Now a widely acclaimed filmmaker, Kruck’s latest short feature, Snowblind, won him the Best Director award at Flickerfest, and screened at numerous other film festivals in Australia and overseas, including the prestigious Berlin International Film Festival.
Snowblind delves into the complex and emotional world of a teenager during a difficult weekend in his life. Set in rural Australia in the seventies, Kruck says the script – which he also wrote – was partly inspired by his adolescent years in Canberra. “From my experience, teenage life in the country or suburbia at the time was permeated with an inescapable feeling of isolation and ennui.” And, like the film’s main character, Kruck also confesses to being a big fan of KISS when he was about 10.
A glance at Kruck’s growing list of credits reveals a fascination with themes of adolescence. Like many filmmakers, he is drawn to the characteristic raw emotions and first time experiences: “Seemingly small events have major significance at this age, as these can be events that shape us as [we] move toward the adulthood”.
In fact, Kruck made his directorial TV debut on Channel Ten’s hit drama Puberty Blues. “It was such an honour and a pleasure to be able to work with some of Australia’s best actors and on such an iconic story”, he says, and cites shooting surfing scenes and hanging out with the actors at the beach amongst the project highlights.

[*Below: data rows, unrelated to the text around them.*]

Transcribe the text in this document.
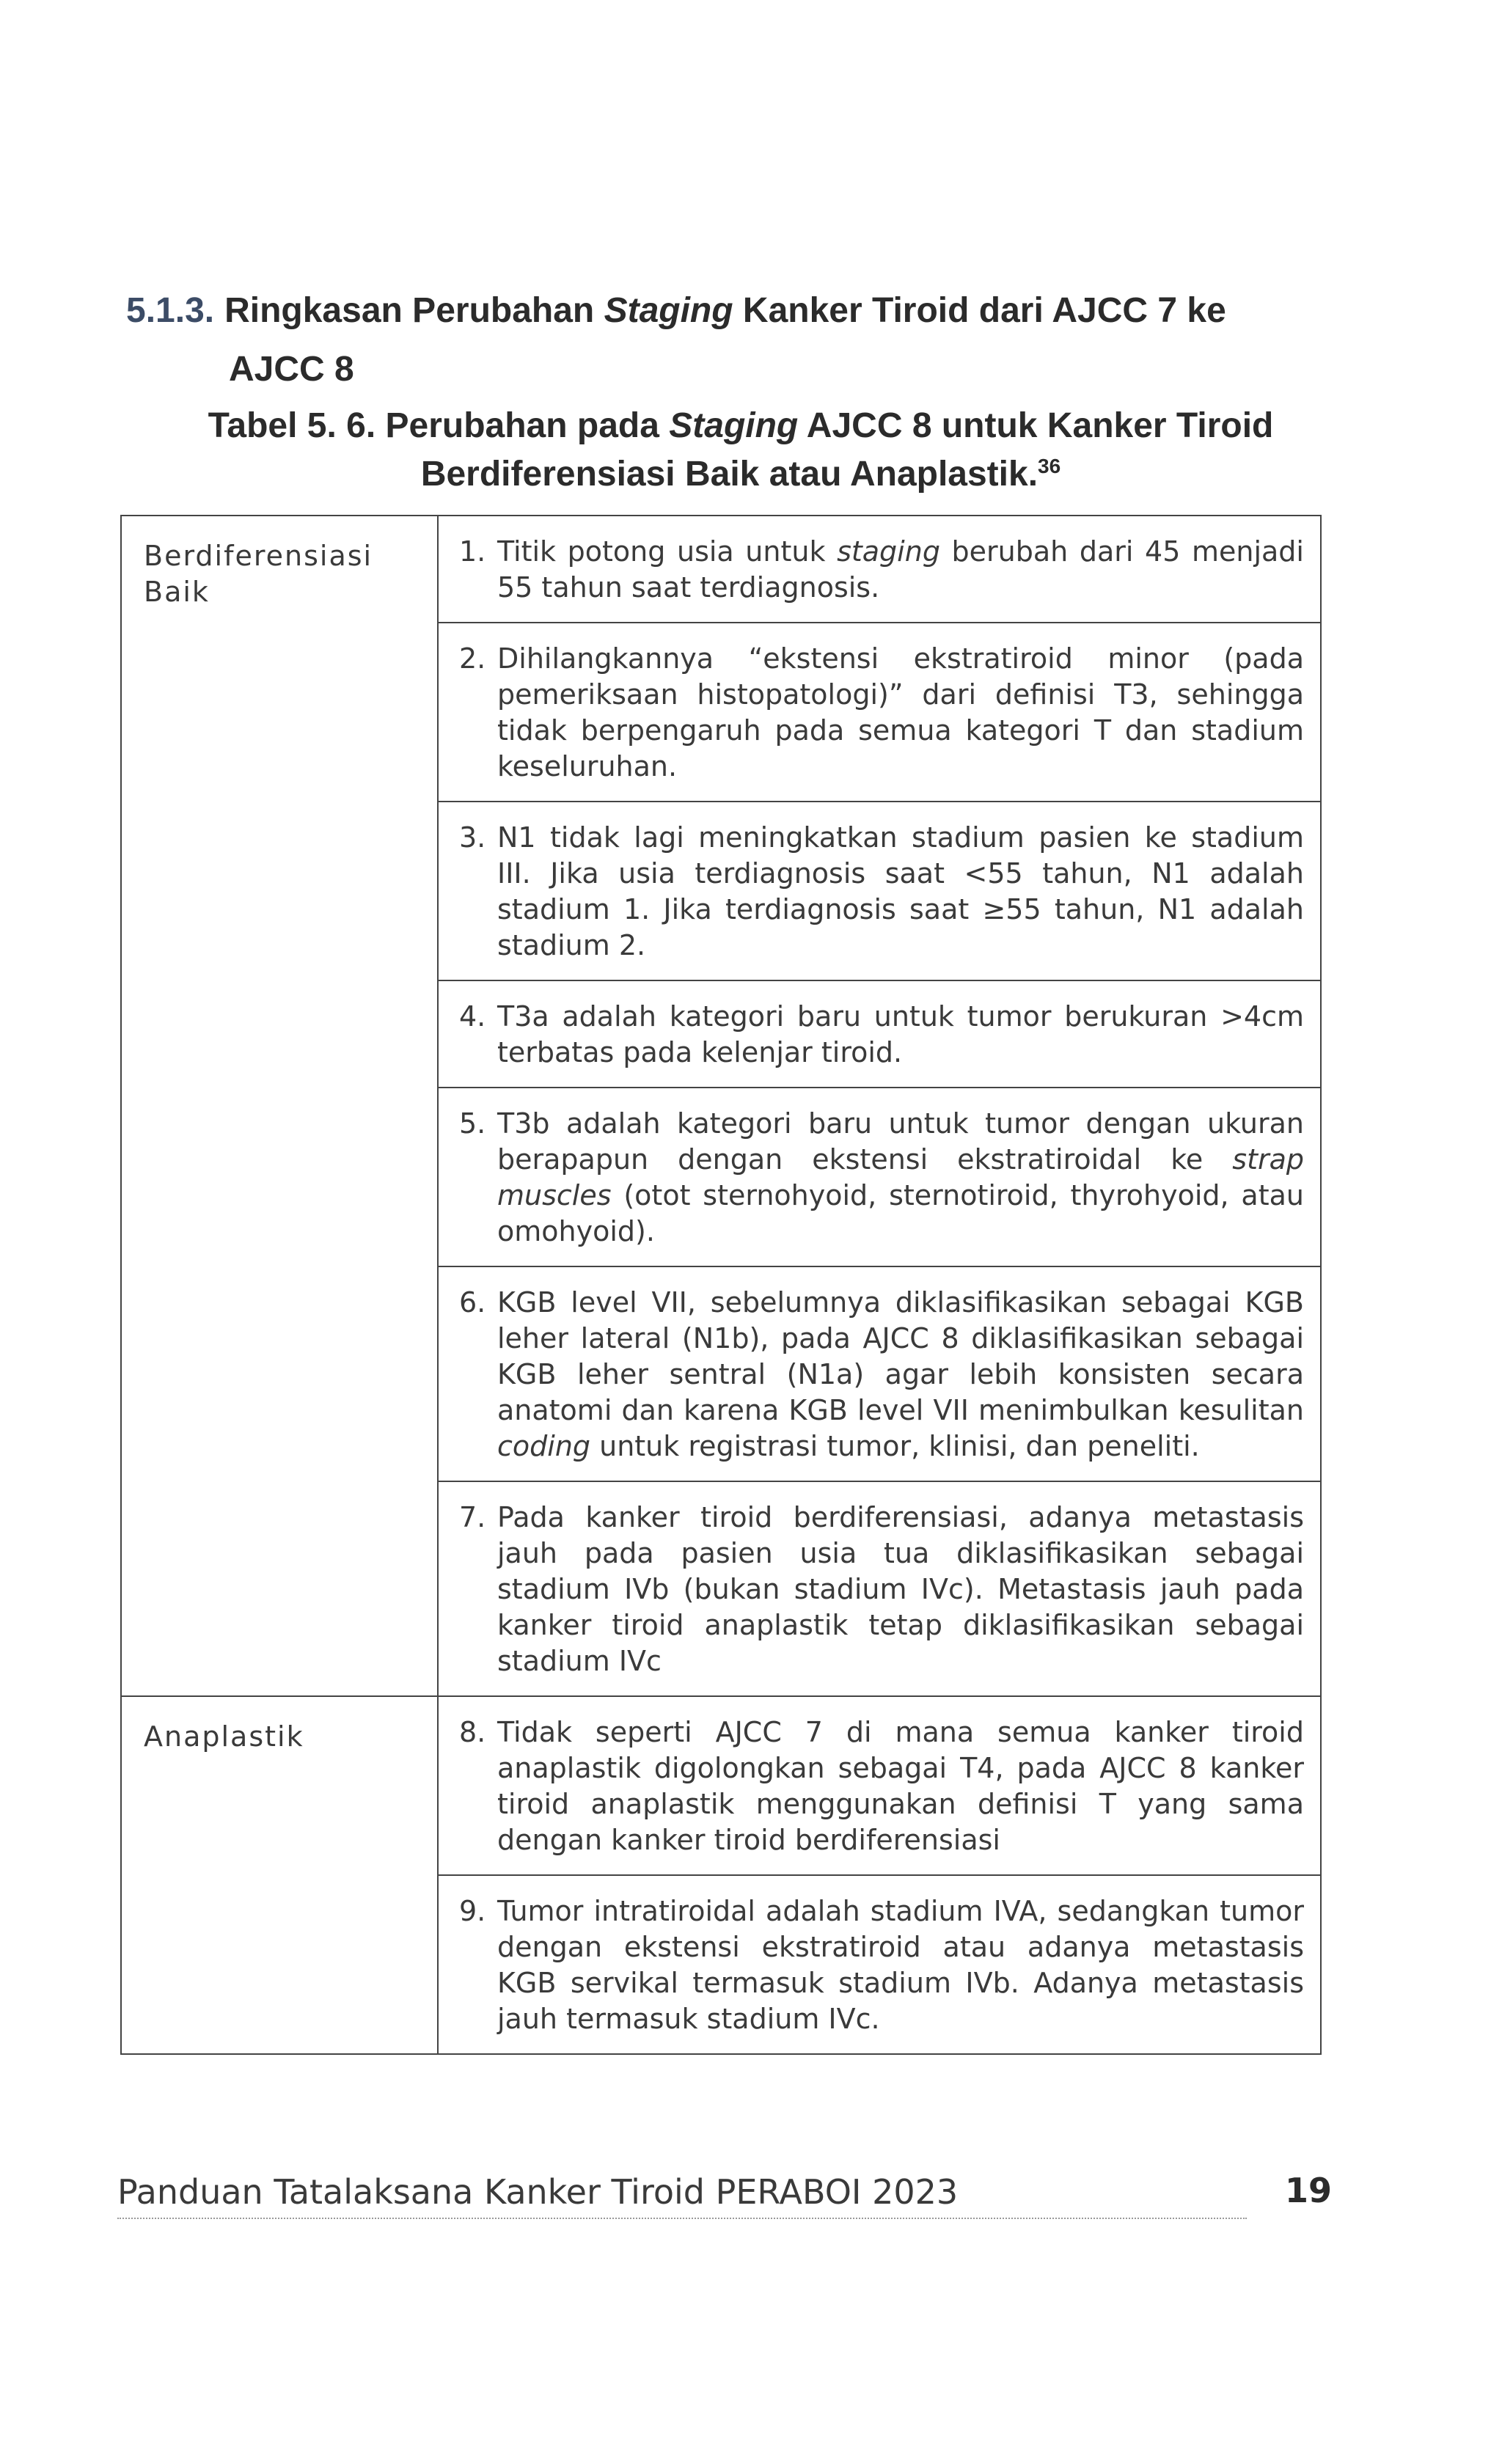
5.1.3. Ringkasan Perubahan Staging Kanker Tiroid dari AJCC 7 ke
AJCC 8
Tabel 5. 6. Perubahan pada Staging AJCC 8 untuk Kanker Tiroid
Berdiferensiasi Baik atau Anaplastik.$^{36}$
Berdiferensiasi
Baik	1. Titik potong usia untuk staging berubah dari 45 menjadi 55 tahun saat terdiagnosis.

	2. Dihilangkannya “ekstensi ekstratiroid minor (pada pemeriksaan histopatologi)” dari definisi T3, sehingga tidak berpengaruh pada semua kategori T dan stadium keseluruhan.

	3. N1 tidak lagi meningkatkan stadium pasien ke stadium III. Jika usia terdiagnosis saat <55 tahun, N1 adalah stadium 1. Jika terdiagnosis saat ≥55 tahun, N1 adalah stadium 2.

	4. T3a adalah kategori baru untuk tumor berukuran >4cm terbatas pada kelenjar tiroid.

	5. T3b adalah kategori baru untuk tumor dengan ukuran berapapun dengan ekstensi ekstratiroidal ke strap muscles (otot sternohyoid, sternotiroid, thyrohyoid, atau omohyoid).

	6. KGB level VII, sebelumnya diklasifikasikan sebagai KGB leher lateral (N1b), pada AJCC 8 diklasifikasikan sebagai KGB leher sentral (N1a) agar lebih konsisten secara anatomi dan karena KGB level VII menimbulkan kesulitan coding untuk registrasi tumor, klinisi, dan peneliti.

	7. Pada kanker tiroid berdiferensiasi, adanya metastasis jauh pada pasien usia tua diklasifikasikan sebagai stadium IVb (bukan stadium IVc). Metastasis jauh pada kanker tiroid anaplastik tetap diklasifikasikan sebagai stadium IVc

Anaplastik	8. Tidak seperti AJCC 7 di mana semua kanker tiroid anaplastik digolongkan sebagai T4, pada AJCC 8 kanker tiroid anaplastik menggunakan definisi T yang sama dengan kanker tiroid berdiferensiasi

	9. Tumor intratiroidal adalah stadium IVA, sedangkan tumor dengan ekstensi ekstratiroid atau adanya metastasis KGB servikal termasuk stadium IVb. Adanya metastasis jauh termasuk stadium IVc.
Panduan Tatalaksana Kanker Tiroid PERABOI 2023	19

Kruck draws inspiration, support and encouragement from colleagues in the field, amongst them good friend Nash Edgerton, Leah Churchill Brown, Paul Goodman, Animal Kingdom director David Michod, and Somersault director Cate Shortland.
On the back of Snowblind’s success, there are more exciting projects in the pipeline for Kruck. Earlier this year, he attended the Binger Writer’s Lab in Amsterdam, a prestigious screenwriting incubator that only takes eight projects a year, each in the early stages of development. Here, he worked on his script for a feature film about “a real life Australian Evel Knievel-style motorcycle daredevil”, centred on a father-son relationship.
Although his university years are behind him, Kruck’s enthusiasm for learning and experimenting remains, and is a big factor in his success. He loved his UTS experience, and urges students to take full advantage of these experimental years to know and understand their passions, and then work towards applying it to a suitable career – rather than needing to know their exact vocation at the outset.
It certainly seems as though Kruck has discovered a winning formula for reaching fulfilment in life and work. And his advice for others looking to follow his path and enter the filmmaking industry? “Jump in and make films, try as many different roles as you can and see what you like. [After all,] the best filmmakers have a strong understanding of all facets of the industry”.